[Date Prev][Date Next][Thread Prev][Thread Next][Date Index][Thread Index]

Re: SSE Level 3 drop in gemm

>OK.  Thanks!  But even with the sMMRES above, doing the make install
>made a lib without my kernel.  bin/arch/xsl3blastst gives 370 MFLOPS. :-(

I suspect there is an error in the install process in the current developer
release; I used it to install Peter's ultrasparc gemm the other day, and while
it detected it as the fastest, the install did not actually use it.  That
should all be fixed when I revamp things ASAP (right now I'm drudging through
some required "groveling for dollars" in the hopes of getting some funding)
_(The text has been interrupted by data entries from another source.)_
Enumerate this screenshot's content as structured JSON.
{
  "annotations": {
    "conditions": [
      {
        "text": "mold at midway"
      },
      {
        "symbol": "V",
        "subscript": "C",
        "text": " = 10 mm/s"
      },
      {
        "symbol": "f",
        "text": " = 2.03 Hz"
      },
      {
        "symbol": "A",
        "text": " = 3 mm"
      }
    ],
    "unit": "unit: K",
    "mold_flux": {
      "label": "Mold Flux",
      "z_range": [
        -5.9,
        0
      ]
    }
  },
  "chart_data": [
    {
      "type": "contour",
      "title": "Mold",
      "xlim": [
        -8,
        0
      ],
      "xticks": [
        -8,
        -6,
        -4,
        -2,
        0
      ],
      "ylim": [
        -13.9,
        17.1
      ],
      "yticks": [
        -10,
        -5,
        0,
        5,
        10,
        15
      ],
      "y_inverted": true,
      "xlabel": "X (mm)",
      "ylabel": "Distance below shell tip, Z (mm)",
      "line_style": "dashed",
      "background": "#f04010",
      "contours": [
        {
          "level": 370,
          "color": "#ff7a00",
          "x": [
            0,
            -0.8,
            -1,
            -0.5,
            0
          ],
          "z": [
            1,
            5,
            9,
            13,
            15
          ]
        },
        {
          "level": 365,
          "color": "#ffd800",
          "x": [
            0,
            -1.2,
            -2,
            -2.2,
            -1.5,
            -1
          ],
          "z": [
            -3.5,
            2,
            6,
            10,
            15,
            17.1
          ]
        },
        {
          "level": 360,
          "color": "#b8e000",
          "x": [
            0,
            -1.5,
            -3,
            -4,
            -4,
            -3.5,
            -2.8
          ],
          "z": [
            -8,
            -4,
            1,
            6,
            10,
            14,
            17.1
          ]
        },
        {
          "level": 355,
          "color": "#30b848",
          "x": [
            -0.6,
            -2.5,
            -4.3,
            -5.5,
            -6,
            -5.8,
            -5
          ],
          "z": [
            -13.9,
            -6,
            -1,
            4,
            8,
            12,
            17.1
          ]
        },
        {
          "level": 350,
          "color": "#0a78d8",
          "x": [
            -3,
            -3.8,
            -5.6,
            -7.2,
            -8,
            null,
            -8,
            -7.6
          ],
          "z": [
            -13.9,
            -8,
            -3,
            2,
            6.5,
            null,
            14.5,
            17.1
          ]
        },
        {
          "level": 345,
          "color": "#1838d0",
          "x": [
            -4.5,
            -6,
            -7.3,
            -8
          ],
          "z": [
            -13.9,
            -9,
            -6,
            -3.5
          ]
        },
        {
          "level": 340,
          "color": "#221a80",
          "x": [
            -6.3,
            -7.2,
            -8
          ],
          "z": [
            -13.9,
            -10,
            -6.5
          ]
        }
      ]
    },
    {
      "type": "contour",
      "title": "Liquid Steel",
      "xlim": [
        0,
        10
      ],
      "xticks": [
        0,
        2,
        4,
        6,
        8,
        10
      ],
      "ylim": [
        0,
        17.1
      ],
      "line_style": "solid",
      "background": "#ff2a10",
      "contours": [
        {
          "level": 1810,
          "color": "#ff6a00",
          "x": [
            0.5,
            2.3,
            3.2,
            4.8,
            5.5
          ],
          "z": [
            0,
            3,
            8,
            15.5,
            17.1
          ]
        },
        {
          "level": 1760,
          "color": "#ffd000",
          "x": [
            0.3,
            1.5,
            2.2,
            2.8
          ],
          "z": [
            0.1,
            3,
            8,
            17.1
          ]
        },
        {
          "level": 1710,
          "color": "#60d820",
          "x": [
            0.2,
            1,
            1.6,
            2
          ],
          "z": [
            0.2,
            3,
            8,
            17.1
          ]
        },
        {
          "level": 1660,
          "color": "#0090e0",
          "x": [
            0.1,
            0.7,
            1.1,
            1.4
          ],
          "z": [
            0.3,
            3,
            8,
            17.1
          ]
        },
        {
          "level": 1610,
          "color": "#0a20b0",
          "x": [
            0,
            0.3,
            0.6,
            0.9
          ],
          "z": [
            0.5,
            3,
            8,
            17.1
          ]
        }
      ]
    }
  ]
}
>Just a reminder, one other outstanding issue is the data alignment.
>Setting Atlas_Cachelen did not seem to affect the mmtst.c or fc.c
>programs.  Am I missing something here?

Neither the timer nor tester uses ATL_cachelen; the tester doesn't measure
performance, and the kernels *should* work with any alignment legal for the
type, so it seems like this is the right thing to do to me.  The lack of using
ATL_Cachelen is less defensible in Fc.c, but it already aligns all operands
to 128 byte boundaries.  You need more than that?

Now, as far as ATLAS is concerned, it only aligns the *mallocs* to
ATL_Cachelen; multiple blocks are stored contiguously, which means that
you'll do best if NB*sizeof(TYPE) is a multiple of your ATL_Cachelen . . .